En matière vestimentaire, il y a des choses que je ne comprendrais jamais.  L’existence du bob, du marcel ou encore de la chaussure « crocs » font partie de ce grand inventaire des curiosités stylistiques qui me laisse aussi perplexe que la taille infinie de l’univers. Sacré surprise, en effet, que de croiser dans mes soirées ces mecs qui déambulent comme des zombies avec leurs débardeurs  façon « poncho »  qui leur tombent en dessous du genou et bien souvent floqués d’un groupe de rock punk qu’ils n’ont, sûrement, que trop peu écoutés (les Ramones en tête de liste).

Historiquement conçu pour permettre aux ouvriers d’être plus à l’aise dans leurs travaux de force, le « Marcel » a été popularisé grâce aux acteurs américains comme Marlon Brando ou Bruce Willis qui en ont fait l’accessoire de virilité ultime.

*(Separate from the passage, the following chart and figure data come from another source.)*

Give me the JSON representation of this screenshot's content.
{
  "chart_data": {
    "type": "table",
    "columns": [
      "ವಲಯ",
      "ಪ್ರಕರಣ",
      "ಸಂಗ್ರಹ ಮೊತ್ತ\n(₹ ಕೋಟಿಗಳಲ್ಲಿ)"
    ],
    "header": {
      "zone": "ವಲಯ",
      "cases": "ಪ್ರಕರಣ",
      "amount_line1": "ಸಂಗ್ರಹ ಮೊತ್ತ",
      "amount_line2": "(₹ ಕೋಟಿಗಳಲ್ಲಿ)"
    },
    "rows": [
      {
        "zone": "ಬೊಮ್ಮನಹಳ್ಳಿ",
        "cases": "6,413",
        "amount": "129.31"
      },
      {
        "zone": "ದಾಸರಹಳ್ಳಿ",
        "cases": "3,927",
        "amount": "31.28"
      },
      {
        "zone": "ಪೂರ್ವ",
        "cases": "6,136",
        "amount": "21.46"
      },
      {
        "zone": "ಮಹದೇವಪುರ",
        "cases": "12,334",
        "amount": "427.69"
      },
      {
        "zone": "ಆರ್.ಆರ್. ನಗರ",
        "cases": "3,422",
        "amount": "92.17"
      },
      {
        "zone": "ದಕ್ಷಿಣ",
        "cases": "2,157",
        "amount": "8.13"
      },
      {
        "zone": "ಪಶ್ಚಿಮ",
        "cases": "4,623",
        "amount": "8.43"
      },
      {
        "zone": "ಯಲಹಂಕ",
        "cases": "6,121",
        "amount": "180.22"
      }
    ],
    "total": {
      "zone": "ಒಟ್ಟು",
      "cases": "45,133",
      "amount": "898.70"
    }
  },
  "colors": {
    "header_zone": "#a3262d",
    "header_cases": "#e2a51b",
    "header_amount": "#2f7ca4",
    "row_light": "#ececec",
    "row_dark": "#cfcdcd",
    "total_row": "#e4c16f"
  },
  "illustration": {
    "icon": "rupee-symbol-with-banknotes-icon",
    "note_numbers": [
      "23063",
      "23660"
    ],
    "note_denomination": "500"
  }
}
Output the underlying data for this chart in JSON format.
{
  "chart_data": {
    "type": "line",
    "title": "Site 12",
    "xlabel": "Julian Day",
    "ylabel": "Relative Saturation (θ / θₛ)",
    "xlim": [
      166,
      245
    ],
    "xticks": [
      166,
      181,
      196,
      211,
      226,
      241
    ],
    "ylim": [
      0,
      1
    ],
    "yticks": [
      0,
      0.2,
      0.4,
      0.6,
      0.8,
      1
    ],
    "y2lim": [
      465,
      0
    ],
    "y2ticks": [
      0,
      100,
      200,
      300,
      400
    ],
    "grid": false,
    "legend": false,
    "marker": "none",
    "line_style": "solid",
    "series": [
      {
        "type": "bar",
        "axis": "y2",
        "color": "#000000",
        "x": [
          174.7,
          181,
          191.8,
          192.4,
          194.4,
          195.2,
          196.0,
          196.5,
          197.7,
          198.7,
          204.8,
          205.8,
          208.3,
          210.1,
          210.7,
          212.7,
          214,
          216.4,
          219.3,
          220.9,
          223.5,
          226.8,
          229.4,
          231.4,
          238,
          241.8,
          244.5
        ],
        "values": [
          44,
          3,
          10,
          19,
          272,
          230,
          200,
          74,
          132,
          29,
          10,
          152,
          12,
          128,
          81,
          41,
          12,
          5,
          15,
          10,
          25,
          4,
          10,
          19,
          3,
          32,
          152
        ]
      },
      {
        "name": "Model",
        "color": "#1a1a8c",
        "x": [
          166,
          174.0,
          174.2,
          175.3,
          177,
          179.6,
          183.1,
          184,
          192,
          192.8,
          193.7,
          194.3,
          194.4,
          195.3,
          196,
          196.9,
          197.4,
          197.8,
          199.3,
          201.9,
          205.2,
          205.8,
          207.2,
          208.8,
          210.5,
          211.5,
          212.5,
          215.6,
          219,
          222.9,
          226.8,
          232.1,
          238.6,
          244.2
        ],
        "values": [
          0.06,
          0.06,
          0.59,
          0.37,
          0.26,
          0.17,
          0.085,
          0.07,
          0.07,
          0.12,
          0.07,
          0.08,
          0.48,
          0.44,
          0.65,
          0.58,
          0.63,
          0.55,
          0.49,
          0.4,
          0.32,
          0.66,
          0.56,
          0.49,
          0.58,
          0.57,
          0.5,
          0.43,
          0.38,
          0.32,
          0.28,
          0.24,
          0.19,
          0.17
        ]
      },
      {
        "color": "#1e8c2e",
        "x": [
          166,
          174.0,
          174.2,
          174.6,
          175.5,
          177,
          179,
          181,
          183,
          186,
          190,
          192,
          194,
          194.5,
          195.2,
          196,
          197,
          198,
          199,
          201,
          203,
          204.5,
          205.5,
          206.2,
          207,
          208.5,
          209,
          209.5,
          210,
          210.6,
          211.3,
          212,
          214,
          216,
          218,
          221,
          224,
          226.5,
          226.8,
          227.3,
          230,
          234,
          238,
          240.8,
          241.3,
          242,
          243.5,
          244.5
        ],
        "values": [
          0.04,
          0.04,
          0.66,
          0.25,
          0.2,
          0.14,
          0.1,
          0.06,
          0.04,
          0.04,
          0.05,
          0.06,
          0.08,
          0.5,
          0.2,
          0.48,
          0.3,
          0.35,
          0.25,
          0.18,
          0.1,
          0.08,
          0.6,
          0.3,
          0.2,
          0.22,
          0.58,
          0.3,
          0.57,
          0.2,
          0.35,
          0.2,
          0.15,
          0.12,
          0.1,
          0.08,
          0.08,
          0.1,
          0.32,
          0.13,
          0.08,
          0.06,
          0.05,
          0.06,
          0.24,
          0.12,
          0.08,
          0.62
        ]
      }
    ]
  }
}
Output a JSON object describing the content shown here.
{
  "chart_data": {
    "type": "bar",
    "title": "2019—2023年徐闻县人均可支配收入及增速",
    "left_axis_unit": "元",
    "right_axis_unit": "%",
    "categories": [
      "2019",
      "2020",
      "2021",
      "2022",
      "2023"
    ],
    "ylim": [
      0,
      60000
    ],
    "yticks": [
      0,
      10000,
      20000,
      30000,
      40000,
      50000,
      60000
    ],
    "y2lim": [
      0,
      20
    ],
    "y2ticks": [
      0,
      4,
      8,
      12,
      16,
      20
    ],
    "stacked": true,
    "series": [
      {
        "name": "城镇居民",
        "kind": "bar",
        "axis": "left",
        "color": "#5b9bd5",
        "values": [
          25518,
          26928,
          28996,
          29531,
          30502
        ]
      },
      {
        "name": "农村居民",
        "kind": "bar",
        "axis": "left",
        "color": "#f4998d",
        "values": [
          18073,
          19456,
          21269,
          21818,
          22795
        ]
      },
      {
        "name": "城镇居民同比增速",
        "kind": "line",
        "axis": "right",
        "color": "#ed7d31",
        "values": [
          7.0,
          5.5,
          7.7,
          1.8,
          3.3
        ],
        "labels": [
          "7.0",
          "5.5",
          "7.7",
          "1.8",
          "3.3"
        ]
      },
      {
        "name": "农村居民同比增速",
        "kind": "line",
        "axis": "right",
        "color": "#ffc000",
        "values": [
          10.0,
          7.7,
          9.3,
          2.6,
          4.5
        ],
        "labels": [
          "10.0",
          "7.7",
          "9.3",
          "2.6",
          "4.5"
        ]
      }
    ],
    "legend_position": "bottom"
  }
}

C’est ainsi que pendant près de trois générations, les gros durs ont arboré leurs marcels pour faire étalage de leurs muscles ou simplement travailler plus confortablement. Mais pour une raison qui m’est bien inconnue, les jeunes se sont affublés de ce vêtement pour squatter les dance floors du monde entier, et particulièrement durant la période des festivals.

 

 

Si l’été est synonyme de stages dans des bureaux brûlants pour l’étudiant dévoué, pour la majorité de la population il est un moment de douceur et de réconfort, après dix mois de durs et loyaux services, passés à« suer le burnous » afin de collecter les quelques sesterces nécessaires à la traditionnelle séance de bronzette annuelle sur les plages de la Côte d’Azur.

Pour les plus mélomanes, l’été est synonyme de voyages à travers les villes de France et d’Europe à la recherche du « festival » qui les relaxera le plus possible. Moment de communion musicale entre un artiste et son public, c’est donc l’occasion d’arborer ses plus belles tenues afin de parader tels des paons à ces grandes kermesses de la musique. La plus populaire de ces tenues : c’est le marcel de « teufeur », sans vraiment le justifier, on peut essayer de comprendre les origines de l’engouement que suscite ce vêtement.

 

Tu es drogué, donc tu as chaud

 

Une des explications qui peut justifier un tel engouement pour cet habit particulièrement chelou, c’est qu’il est orné de deux trous de part et d’autre du thorax permettant une aération permanente de tout le corps qui facilite le confort en milieu hostile. Particulièrement lorsque le bougre en est à son quatrième ou cinquième parachute de MDMA, et que sa chaleur corporelle est proche de celle d’un volcan en éruption.

 

Tu as perdu un pari, tu veux rigoler

 

On sait que durant ces grosses soirées, où affluent le son et les DJ, les gens aiment bien rigoler et donc se déguiser. Ballon géant au bras, lunette de soleil pour se reposer les yeux (voir paragraphe précédent), maquillage surréaliste ou carrément costume de Tigrou,  la seule limite est sans doute la hauteur  sous plafond de la salle organisatrice de l’évènement. Au milieu de cette folie ambulante,  pourquoi ne pas prendre part à la fête en enfilant un marcel XXL façon robe, pour triper tout simplement.  L’humour n’étant vraiment pas universel, chacun fait comme il veut, et surtout comme il peut.

 

C’est un cadeau, tu veux être poli(e)

 

On ne peut pas  traiter du marcel de « teufeur »sans parler de la scène culte de la remise des cadeaux dans le Père Noel est une ordure. Le petit gilet tricoté et  « cousu main »par Thérèse (alias Anémone) pour Pierre (alias Thiery Lhermitte) était-il annonciateur d’une mode à venir vingt ans plus tard. J’en doute, mais la comparaison est flagrante.

 

 

 

 

Conseil pour la fin

 

En soirée électronique, préférez simplement un petit Tee-shirt à la cool, à la rigueur un marcel sous une chemise,  mais oubliez définitivement cette mauvaise idée vestimentaire de le porter sans rien, au risque de passer pour un seigneur de Dogtown qui s’est perdu, ou  d’un plombier polonais venu faire la maintenance électrique.